Two closely related cells are found in hyaline cartilage, the chondroblasts and the chondrocytes. Chondroblasts produce new matrices on the surface of the cartilage. Once the chondroblast is surrounded by a matrix it becomes a chondrocyte. Chondrocytes are housed in cavities in the matrix called lacunae (lacuna, singular) and can also produce new cartilage. The perichondrium surrounds the cartilage. As blood vessels enter this area it will be known as the periosteum. It is composed of two layers, an outer fibrous layer and an inner chondrogenic layer. The fibrous layer is composed of dense fibrous connective tissue, while the chondrogenic layer contains chondroblasts. Note that articular cartilage lacks the perichondrium. The figure below shows the components of hyaline cartilage.
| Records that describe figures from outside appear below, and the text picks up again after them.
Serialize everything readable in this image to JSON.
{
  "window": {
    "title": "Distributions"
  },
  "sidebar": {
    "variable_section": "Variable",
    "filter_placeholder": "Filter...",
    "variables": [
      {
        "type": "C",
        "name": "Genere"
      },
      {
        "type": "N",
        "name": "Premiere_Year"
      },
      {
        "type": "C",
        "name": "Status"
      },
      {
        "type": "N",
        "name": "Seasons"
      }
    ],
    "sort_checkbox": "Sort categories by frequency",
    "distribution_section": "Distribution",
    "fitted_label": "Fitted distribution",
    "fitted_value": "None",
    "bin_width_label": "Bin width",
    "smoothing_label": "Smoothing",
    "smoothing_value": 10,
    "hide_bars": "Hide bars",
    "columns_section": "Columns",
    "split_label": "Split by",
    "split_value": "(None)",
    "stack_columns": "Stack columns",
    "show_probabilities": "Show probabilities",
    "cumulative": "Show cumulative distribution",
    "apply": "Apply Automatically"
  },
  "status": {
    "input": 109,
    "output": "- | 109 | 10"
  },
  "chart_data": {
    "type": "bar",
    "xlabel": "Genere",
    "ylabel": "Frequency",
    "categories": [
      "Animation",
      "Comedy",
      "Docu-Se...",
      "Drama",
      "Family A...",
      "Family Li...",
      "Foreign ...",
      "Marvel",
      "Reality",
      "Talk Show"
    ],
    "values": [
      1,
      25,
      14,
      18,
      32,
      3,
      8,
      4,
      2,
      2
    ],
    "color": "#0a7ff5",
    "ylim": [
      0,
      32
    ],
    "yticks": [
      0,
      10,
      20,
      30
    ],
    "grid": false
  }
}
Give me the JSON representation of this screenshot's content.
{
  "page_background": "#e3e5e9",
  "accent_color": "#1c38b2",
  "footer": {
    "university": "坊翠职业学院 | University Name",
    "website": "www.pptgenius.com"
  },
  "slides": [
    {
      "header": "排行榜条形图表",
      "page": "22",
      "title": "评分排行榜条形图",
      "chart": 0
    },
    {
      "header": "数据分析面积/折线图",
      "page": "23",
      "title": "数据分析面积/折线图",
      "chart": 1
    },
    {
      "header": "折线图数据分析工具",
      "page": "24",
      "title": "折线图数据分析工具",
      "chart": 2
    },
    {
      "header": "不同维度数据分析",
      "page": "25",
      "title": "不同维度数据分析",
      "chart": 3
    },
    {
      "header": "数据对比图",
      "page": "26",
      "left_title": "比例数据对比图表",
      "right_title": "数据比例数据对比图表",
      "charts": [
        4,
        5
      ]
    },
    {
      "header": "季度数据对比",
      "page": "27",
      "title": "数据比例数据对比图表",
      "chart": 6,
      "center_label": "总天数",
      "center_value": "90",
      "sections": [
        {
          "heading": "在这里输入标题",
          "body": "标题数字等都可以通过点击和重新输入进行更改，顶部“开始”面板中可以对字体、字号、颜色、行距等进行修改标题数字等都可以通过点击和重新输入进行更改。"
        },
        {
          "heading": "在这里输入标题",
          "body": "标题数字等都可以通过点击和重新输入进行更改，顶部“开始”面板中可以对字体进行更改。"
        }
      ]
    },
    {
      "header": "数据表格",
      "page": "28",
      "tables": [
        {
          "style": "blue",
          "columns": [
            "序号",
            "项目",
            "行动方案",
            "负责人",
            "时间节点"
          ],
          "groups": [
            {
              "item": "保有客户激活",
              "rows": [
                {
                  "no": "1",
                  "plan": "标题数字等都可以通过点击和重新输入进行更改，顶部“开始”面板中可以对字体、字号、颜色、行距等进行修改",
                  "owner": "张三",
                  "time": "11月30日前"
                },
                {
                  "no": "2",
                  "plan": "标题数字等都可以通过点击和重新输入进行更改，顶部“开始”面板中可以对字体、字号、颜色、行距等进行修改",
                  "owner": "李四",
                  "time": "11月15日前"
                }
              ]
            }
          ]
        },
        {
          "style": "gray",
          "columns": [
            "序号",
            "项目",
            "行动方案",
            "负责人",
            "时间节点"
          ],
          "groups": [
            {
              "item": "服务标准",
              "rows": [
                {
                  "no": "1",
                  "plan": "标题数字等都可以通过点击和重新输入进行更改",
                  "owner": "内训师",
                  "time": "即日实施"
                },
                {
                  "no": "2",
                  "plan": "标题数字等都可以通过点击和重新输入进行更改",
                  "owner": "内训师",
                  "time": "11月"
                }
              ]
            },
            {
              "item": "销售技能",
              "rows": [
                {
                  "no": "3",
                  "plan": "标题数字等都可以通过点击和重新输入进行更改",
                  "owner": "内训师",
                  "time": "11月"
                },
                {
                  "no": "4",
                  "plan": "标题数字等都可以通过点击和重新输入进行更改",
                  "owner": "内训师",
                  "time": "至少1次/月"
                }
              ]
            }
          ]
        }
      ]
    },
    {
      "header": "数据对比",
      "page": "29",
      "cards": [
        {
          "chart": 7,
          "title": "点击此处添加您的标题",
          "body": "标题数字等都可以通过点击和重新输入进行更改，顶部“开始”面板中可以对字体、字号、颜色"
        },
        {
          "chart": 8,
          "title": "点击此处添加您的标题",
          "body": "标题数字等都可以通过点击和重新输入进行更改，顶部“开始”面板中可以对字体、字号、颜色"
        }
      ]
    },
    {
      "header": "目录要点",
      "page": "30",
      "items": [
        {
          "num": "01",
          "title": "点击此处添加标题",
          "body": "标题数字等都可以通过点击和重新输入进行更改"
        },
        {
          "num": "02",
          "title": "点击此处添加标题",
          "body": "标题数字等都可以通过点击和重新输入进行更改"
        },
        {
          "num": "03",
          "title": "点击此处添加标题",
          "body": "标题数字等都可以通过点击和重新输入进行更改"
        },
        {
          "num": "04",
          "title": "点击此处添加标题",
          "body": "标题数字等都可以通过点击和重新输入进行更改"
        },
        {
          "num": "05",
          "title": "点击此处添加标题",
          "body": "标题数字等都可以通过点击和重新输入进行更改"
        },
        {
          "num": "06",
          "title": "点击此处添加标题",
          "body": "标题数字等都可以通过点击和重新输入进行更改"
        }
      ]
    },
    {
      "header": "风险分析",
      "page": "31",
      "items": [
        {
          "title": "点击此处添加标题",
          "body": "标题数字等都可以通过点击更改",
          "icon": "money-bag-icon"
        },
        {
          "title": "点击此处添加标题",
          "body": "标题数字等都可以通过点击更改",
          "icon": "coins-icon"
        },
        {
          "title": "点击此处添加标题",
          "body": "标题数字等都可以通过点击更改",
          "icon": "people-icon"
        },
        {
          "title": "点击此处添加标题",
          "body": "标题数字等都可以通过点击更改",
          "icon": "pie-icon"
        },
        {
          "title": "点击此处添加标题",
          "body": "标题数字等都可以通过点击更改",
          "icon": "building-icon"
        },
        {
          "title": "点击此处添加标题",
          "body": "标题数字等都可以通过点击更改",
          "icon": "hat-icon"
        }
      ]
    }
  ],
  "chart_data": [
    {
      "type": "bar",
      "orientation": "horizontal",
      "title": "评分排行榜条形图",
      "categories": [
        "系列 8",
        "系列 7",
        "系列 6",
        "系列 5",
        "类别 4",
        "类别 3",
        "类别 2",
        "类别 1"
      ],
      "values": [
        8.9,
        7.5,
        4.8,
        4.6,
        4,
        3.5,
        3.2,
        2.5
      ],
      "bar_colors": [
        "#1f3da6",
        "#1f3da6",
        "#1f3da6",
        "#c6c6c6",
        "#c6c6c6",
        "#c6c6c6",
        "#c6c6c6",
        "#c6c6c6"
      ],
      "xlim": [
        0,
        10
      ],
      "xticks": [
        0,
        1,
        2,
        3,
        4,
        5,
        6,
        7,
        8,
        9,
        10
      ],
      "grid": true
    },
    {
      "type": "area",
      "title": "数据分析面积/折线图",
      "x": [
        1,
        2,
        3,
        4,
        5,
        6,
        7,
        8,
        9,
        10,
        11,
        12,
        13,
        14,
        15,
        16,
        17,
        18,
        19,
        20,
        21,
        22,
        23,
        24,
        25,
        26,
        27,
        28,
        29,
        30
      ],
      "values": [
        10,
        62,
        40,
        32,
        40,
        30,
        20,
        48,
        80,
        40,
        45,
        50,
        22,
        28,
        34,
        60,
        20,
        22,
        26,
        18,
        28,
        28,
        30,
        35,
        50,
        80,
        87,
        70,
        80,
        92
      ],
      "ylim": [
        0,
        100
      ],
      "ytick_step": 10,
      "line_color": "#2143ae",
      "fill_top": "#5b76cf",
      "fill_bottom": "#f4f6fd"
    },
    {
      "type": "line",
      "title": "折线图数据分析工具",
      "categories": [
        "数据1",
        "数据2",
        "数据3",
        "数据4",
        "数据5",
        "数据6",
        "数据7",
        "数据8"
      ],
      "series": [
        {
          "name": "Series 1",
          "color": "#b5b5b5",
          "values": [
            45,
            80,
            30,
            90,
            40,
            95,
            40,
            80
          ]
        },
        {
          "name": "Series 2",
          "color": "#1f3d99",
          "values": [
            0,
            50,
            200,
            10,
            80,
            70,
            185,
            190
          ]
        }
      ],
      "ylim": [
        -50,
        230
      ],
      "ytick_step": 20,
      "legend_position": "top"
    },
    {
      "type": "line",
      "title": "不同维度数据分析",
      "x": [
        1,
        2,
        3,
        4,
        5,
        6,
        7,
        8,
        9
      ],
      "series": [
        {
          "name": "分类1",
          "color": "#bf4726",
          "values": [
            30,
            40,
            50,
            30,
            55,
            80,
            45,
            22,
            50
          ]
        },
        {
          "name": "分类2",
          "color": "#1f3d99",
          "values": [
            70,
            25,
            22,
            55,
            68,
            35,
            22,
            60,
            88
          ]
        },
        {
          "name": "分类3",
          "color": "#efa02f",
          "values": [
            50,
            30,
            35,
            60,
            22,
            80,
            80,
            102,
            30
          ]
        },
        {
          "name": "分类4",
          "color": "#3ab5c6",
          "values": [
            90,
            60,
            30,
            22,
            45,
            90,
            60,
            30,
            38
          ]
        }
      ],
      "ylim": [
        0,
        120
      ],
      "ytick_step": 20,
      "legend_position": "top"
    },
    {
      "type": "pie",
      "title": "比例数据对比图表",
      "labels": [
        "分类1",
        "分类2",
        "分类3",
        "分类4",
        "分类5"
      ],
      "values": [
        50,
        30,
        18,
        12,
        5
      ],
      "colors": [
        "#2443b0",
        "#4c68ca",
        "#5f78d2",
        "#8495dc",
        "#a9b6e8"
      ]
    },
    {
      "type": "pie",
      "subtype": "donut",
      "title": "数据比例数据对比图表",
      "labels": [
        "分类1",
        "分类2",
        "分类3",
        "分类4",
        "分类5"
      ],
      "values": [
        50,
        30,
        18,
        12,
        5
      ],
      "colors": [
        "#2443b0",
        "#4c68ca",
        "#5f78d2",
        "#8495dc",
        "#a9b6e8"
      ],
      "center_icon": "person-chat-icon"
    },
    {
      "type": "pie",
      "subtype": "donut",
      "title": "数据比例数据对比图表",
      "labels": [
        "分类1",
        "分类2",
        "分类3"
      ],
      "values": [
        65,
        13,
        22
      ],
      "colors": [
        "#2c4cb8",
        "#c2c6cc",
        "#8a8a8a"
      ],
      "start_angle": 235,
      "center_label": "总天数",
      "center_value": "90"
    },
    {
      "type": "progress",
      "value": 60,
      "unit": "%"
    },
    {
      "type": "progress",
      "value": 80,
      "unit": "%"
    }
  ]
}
Image captured by BYU-Idaho professor.Figure Showing the Structure of Hyaline Cartilage.
Cartilage grows by two different processes, appositional growth and interstitial growth. Appositional growth occurs on the surface of the cartilage as chondroblasts lay down new layers of matrix. Interstitial growth occurs within the cartilage as chondrocytes proliferate and create new matrix internally.